Die Stute kapierte einfach nicht, dass sie auf hartgefrorenem Boden vorsichtig gehen muss. Sie galoppierte volle Elle, total kopflos und panisch, über das Eis. Das ging natürlich gar nicht. Also musste ich sie bei Frost in die Box sperren, denn auch im großen Laufstallbereich drehte sie total am Rad. Sprang in wilden Galoppsprüngen herum und donnerte ohne Rücksicht auf sich selber durch den Stall.

Durch die frühere nicht artgerechte Haltung, hatte die Stute einen Stallkoller entwickelt. Also musste sie leider in der Box stehen, wenn der Boden gefroren war. Damals lebte der gute alte Bachus noch.

Ich musste mir echt was einfallen lassen, damit die Stute nicht abdrehte. Beim Misten säuberte ich zuerst die Box von Bachus, parkte Miranda dann in seine Box um und säuberte ihre. In dem Laufstallbereich konnte ich sie nicht frei laufen lassen, weil sie sich dann aufregte, hineinsteigerte (was sie damals besonders gut konnte) und wie eine Bekloppte herumsprang.

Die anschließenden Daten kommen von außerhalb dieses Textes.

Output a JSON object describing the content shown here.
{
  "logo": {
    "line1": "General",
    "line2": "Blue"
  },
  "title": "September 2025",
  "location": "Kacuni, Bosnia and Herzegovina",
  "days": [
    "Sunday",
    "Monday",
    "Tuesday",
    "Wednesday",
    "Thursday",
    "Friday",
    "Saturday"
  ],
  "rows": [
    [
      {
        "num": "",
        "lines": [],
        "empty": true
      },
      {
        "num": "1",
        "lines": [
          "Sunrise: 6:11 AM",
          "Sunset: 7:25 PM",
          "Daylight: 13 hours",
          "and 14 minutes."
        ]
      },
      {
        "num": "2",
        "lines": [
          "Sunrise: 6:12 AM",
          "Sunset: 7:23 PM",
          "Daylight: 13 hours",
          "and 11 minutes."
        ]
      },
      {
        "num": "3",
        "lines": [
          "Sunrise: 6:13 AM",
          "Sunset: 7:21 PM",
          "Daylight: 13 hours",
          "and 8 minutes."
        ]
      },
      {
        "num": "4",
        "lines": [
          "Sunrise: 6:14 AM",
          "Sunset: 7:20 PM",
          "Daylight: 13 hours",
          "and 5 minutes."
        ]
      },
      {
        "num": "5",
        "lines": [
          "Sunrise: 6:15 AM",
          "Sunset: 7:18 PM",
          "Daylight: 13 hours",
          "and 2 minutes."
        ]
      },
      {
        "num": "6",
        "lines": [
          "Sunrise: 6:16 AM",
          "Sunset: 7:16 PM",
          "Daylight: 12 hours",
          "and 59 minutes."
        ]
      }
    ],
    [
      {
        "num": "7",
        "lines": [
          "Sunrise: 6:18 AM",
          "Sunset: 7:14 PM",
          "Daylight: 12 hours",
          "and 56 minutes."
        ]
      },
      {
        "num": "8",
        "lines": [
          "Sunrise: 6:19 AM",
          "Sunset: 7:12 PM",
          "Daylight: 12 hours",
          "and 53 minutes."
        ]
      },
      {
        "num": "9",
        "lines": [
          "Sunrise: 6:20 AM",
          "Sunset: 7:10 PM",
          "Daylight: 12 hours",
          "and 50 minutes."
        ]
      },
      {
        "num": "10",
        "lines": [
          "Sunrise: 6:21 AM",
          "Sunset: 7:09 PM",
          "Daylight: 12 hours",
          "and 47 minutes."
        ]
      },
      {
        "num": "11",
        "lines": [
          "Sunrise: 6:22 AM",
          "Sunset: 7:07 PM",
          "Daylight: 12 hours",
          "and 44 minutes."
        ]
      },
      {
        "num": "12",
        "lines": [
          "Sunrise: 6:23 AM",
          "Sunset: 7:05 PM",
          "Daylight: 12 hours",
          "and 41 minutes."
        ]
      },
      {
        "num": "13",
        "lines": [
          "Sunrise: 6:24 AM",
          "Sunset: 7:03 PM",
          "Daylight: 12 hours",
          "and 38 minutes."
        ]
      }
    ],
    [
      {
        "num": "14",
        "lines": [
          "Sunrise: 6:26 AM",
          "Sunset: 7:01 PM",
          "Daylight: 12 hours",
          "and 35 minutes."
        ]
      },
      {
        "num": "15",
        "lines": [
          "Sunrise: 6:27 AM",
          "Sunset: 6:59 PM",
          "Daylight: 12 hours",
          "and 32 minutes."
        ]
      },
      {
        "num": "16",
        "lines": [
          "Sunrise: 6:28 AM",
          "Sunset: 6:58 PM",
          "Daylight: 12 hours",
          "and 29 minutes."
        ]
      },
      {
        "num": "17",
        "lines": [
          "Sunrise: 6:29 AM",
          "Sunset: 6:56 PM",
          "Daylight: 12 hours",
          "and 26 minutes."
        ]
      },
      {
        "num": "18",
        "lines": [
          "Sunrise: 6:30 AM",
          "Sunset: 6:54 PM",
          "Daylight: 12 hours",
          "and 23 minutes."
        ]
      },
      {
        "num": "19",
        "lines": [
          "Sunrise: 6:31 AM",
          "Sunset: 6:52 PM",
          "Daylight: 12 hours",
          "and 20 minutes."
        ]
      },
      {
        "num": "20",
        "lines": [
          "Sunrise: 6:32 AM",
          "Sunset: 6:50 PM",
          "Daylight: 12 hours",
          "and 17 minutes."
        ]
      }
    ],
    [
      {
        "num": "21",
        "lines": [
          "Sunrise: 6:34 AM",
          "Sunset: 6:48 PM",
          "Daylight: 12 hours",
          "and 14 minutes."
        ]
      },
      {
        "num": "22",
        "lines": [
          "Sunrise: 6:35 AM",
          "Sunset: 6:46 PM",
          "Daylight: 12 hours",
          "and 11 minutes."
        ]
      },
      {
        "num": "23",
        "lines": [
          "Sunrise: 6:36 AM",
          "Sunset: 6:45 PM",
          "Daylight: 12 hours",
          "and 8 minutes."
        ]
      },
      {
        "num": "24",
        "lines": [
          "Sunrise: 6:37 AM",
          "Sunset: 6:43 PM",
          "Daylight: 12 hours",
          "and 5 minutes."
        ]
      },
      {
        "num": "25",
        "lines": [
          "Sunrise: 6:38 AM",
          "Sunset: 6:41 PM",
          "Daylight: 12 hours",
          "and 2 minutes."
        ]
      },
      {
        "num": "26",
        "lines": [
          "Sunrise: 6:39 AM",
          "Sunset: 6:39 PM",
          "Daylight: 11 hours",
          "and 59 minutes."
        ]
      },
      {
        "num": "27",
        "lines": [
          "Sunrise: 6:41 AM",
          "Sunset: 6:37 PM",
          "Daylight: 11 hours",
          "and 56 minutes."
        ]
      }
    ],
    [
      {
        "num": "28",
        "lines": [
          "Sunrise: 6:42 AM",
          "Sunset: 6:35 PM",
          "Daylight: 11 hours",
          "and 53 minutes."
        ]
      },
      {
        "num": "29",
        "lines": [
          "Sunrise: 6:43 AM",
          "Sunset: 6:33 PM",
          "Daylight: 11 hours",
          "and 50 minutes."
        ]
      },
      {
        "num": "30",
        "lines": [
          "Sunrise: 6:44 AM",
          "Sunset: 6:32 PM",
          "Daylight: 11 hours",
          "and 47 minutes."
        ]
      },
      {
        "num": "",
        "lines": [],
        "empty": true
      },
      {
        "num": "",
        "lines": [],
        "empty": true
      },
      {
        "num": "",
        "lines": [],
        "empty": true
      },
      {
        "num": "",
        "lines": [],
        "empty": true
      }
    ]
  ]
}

Vorsichtshalber trug Miranda ein Halfter, falls sie wieder durchgehen sollte.

Jeden Winter übte ich bei ungefährlichen Bodenverhältnissen mit der Stute. Wenn Schnee lag, überredete ich sie mit mir zu kommen. Es dauerte immer etwas, bis sie es wagte den ersten Fuß heraus aus dem Stall, auf den Schnee zu setzen. Ich hatte Geduld und vermittelte ihr, dass ich ihr zutraute das Problem zu lösen. Langsam wurde es besser. Toll war, als sie sich irgendwann nicht mehr fürchtete, wenn das weiße Zeug vom Himmel fiel.

Mehr als einmal stellte ich mich todesmutig vor das durchgedrehte Pferd, um es zu stoppen!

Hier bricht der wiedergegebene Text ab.